Alors que les promoteurs et les grands penseurs d’aujourd’hui se penchent sur ce que devrait être le développement de demain, deux cas types se pointent à l’horizon sur la Rive-Sud de Québec.

Le secteur ouest de Lévis, plus précisément l’entrée des ponts à St-Romuald et la route 116 à St-Nicolas, se développera de façon importante avec la création de deux nouveaux milieux de vie. En effet, deux développements majeurs y verront le jour. J’irais même jusqu’à dire deux nouvelles cités dans la cité!

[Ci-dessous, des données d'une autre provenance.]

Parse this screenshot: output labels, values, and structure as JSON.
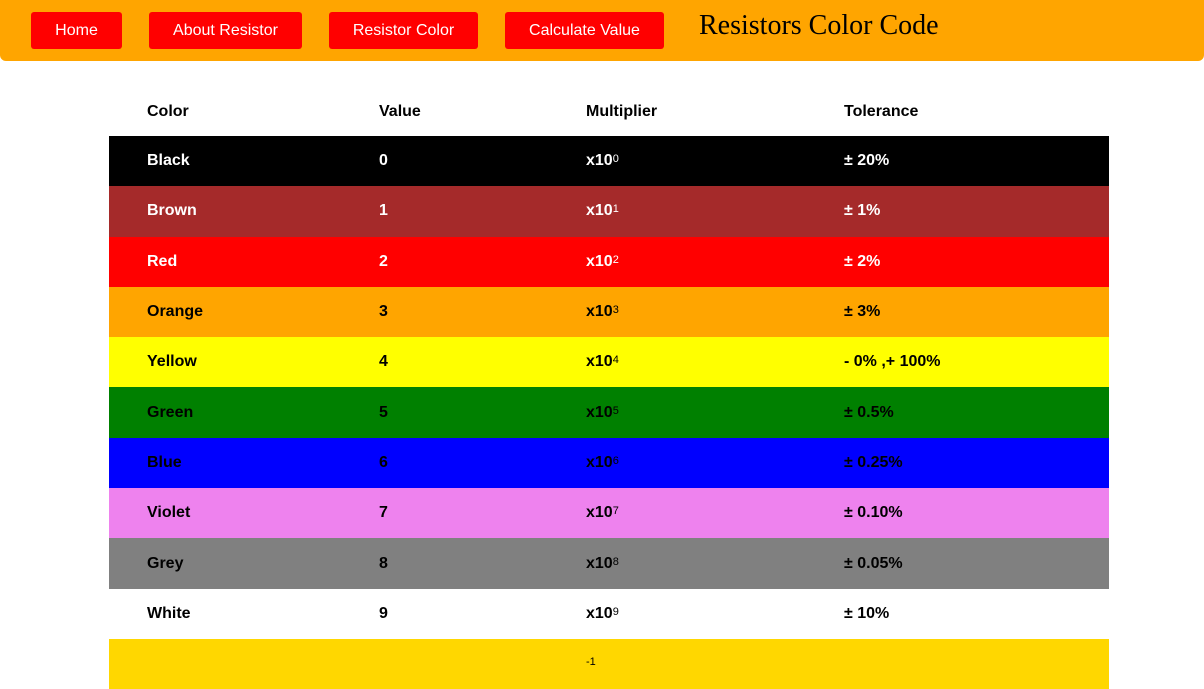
{
  "nav": {
    "home": "Home",
    "about": "About Resistor",
    "color": "Resistor Color",
    "calculate": "Calculate Value",
    "title": "Resistors Color Code"
  },
  "table": {
    "headers": {
      "color": "Color",
      "value": "Value",
      "multiplier": "Multiplier",
      "tolerance": "Tolerance"
    },
    "rows": [
      {
        "name": "Black",
        "value": "0",
        "mult_base": "x10",
        "mult_exp": "0",
        "tolerance": "± 20%",
        "bg": "#000000",
        "fg": "#ffffff"
      },
      {
        "name": "Brown",
        "value": "1",
        "mult_base": "x10",
        "mult_exp": "1",
        "tolerance": "± 1%",
        "bg": "#a52a2a",
        "fg": "#ffffff"
      },
      {
        "name": "Red",
        "value": "2",
        "mult_base": "x10",
        "mult_exp": "2",
        "tolerance": "± 2%",
        "bg": "#ff0000",
        "fg": "#ffffff"
      },
      {
        "name": "Orange",
        "value": "3",
        "mult_base": "x10",
        "mult_exp": "3",
        "tolerance": "± 3%",
        "bg": "#ffa500",
        "fg": "#000000"
      },
      {
        "name": "Yellow",
        "value": "4",
        "mult_base": "x10",
        "mult_exp": "4",
        "tolerance": "- 0% ,+ 100%",
        "bg": "#ffff00",
        "fg": "#000000"
      },
      {
        "name": "Green",
        "value": "5",
        "mult_base": "x10",
        "mult_exp": "5",
        "tolerance": "± 0.5%",
        "bg": "#008000",
        "fg": "#000000"
      },
      {
        "name": "Blue",
        "value": "6",
        "mult_base": "x10",
        "mult_exp": "6",
        "tolerance": "± 0.25%",
        "bg": "#0000ff",
        "fg": "#000000"
      },
      {
        "name": "Violet",
        "value": "7",
        "mult_base": "x10",
        "mult_exp": "7",
        "tolerance": "± 0.10%",
        "bg": "#ee82ee",
        "fg": "#000000"
      },
      {
        "name": "Grey",
        "value": "8",
        "mult_base": "x10",
        "mult_exp": "8",
        "tolerance": "± 0.05%",
        "bg": "#808080",
        "fg": "#000000"
      },
      {
        "name": "White",
        "value": "9",
        "mult_base": "x10",
        "mult_exp": "9",
        "tolerance": "± 10%",
        "bg": "#ffffff",
        "fg": "#000000"
      },
      {
        "name": "",
        "value": "",
        "mult_base": "",
        "mult_exp": "-1",
        "tolerance": "",
        "bg": "#ffd700",
        "fg": "#000000"
      }
    ]
  }
}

La chance de laisser sa marque

Près des ponts, dans le Carrefour St-Romuald, où l’on retrouve Costco et Latulippe, une parcelle de terrain de plus d’un million de pieds carrés est vouée à un usage résidentiel et comptera une quinzaine de bâtiments totalisant quelque 750 unités locatives et de condos.

Quant au deuxième développement, il concerne le site de l’ancien Ciné-parc qui possède également plus d’un million de pieds carrés. Immostar désire y ériger plus de 500 unités locatives, un parc et des espaces verts dans le but d’y attirer la nouvelle génération qui recherche les endroits où sont jumelés les grands espaces publics, le sentiment d’appartenance et de communauté, les sentiers pédestres, une offre diversifiée au niveau de l’habitation et la proximité avec les ponts.

Quelle opportunité de réaliser tous les beaux rêves de nos leaders immobiliers et de mettre à exécution les nouvelles mesures de développement tant souhaitées par les experts et les autorités municipales.

Les deux promoteurs ont entre les mains un véritable laboratoire, voire même un terrain de jeux afin de tester les paramètres et mettre en place certaines caractéristiques du modèle scandinave tout en les assimilant au contexte de Québec.

L’envers de la médaille, c’est l’impact sur le transport. Plus de 1250 nouvelles unités de nos jours, ça peut représenter près de 2000 voitures. Lorsqu’on additionne les 5000 à 6000 futurs occupants du projet Le Phare sis de l’autre côté du fleuve, on peut être porté à se creuser les méninges afin de figurer comment tout ça va s’assimiler dans la vie de tous les jours.